What happens to kids who haven’t yet reached an age where they can jump through the hoops to obtain salvation on their own say-so is a problem for all variants of Christianity, AFAICT. The answer these days among conservative/evangelical Protestants seems to be something called the ‘age of accountability,’ and if someone dies before reaching that age, they go straight to heaven. (A good example of this belief is in the opening pages of the first *Left Behind *book, where among the Raptured are every child under 12 years of age, worldwide.)
Sorry, no baptism, no heaven, no exceptions, no wiggle room. Unbaptized babies went to limbo. Tough titties, eh?
Limbo was never part of the official Catholic Church doctrine. It was a “possible theological hypothesis” proposed by various theologians (and argued about in theological circles) to try to reconcile the concept that baptism is necessary for salvation with the concept of a just God and the fact that an unbaptised infant while burdened with original sin had committed no personal sin.
The Church neither accepted nor condemned the concept of limbo meaning that theologians and the faithful were free to accept or deny its existence.
But most Catholics have been raised to believe in limbo. It’s one of those things the nuns tell the little kids to shut them up and move on. Since most Catholics stop learning about religion after 8th grade (or perhaps high school) and almost no Catholics get involved in the formal academic study of theology, there’s no one to tell them that “it’s complicated” and they go on believing that it is formal doctrine for the rest of their lives. And when their turn comes to teach religion to children, they just pass on what they were told.
If you are seriously interested in the topic, in 2007 Pope Benedict XVI authorized the publication of a paper written by the International Theological Commission titled THE HOPE OF SALVATION FOR INFANTS WHO DIE WITHOUT BEING BAPTISED. It goes through the history of the theological debate. They concluded basically that we don’t for sure what happens to unbaptised babies. “Our conclusion is that the many factors that we have considered above give serious theological and liturgical grounds for hope that unbaptised infants who die will be saved and enjoy the Beatific Vision. We emphasise that these are reasons for prayerful hope, rather than grounds for sure knowledge. There is much that simply has not been revealed to us (cf. Jn 16:12). We live by faith and hope in the God of mercy and love who has been revealed to us in Christ, and the Spirit moves us to pray in constant thankfulness and joy (cf. 1 Thess 5:18).”

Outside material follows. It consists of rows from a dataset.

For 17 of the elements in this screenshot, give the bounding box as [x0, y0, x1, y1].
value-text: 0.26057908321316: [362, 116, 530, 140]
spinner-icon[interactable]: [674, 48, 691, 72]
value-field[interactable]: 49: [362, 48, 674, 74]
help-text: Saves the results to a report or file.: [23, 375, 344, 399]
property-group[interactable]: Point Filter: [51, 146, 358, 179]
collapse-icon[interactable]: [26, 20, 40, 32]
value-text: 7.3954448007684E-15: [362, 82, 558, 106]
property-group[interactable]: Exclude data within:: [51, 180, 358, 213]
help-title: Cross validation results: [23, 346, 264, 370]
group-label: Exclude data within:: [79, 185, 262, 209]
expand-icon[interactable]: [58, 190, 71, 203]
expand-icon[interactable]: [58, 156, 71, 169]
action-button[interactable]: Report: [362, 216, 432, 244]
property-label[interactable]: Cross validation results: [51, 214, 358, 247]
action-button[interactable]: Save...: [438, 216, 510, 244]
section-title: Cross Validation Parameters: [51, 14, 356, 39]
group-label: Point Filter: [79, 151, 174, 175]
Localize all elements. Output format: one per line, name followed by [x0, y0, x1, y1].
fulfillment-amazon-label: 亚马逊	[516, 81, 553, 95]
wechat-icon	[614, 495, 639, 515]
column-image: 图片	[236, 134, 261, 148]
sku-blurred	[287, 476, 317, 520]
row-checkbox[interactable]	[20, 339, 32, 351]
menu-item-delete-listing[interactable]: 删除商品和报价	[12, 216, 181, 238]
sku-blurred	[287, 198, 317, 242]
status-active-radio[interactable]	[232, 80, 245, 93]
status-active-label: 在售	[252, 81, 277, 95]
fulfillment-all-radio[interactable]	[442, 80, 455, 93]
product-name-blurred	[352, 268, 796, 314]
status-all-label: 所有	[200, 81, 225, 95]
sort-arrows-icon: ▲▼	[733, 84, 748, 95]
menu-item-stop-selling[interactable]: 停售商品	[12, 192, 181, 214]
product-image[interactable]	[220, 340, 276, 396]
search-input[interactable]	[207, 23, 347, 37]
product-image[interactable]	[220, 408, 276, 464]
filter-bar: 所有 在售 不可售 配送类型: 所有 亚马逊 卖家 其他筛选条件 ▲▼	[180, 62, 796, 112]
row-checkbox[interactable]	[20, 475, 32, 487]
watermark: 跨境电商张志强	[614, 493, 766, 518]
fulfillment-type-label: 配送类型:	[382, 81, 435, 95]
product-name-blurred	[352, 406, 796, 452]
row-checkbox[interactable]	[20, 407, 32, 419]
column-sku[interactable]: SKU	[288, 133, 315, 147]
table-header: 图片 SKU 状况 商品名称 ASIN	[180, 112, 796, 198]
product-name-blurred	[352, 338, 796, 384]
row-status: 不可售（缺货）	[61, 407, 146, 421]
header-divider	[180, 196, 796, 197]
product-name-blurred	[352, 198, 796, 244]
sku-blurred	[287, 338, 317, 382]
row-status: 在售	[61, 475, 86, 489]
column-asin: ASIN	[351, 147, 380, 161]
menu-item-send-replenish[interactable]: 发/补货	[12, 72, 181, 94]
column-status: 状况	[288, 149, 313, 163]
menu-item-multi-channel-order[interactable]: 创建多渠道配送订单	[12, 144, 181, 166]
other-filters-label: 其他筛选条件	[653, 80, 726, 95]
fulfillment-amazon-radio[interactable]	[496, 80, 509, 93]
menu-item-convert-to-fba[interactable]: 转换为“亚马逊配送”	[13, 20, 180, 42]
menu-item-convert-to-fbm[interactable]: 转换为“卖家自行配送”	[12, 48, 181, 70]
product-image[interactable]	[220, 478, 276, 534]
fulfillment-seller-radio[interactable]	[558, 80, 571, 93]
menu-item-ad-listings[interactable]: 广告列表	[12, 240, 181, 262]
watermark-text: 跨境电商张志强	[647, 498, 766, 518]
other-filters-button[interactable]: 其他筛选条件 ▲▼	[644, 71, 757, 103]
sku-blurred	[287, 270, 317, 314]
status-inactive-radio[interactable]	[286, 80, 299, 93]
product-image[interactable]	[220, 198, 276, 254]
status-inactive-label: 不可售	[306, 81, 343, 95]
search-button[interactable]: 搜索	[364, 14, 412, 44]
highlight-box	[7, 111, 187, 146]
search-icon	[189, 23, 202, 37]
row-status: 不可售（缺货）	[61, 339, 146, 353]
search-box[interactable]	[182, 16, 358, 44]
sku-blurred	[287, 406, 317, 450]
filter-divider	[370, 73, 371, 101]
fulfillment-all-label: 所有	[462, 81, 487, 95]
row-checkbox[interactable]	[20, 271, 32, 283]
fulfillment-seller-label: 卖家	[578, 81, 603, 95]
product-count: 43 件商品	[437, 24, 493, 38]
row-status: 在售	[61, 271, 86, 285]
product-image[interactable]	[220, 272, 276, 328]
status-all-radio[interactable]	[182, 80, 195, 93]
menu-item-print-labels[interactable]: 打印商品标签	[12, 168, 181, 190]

If you are slightly less interested in the subject, the preamble that comes before the actual text of the study provides an interesting overview.
By the way, there is also another theological construct called the Limbo of the Fathers. This was where righteous folks like Moses and Abraham went when they died. Many believe that after Jesus died he swept up their souls with him to heaven when he ascended (“The Harrowing of Hell”).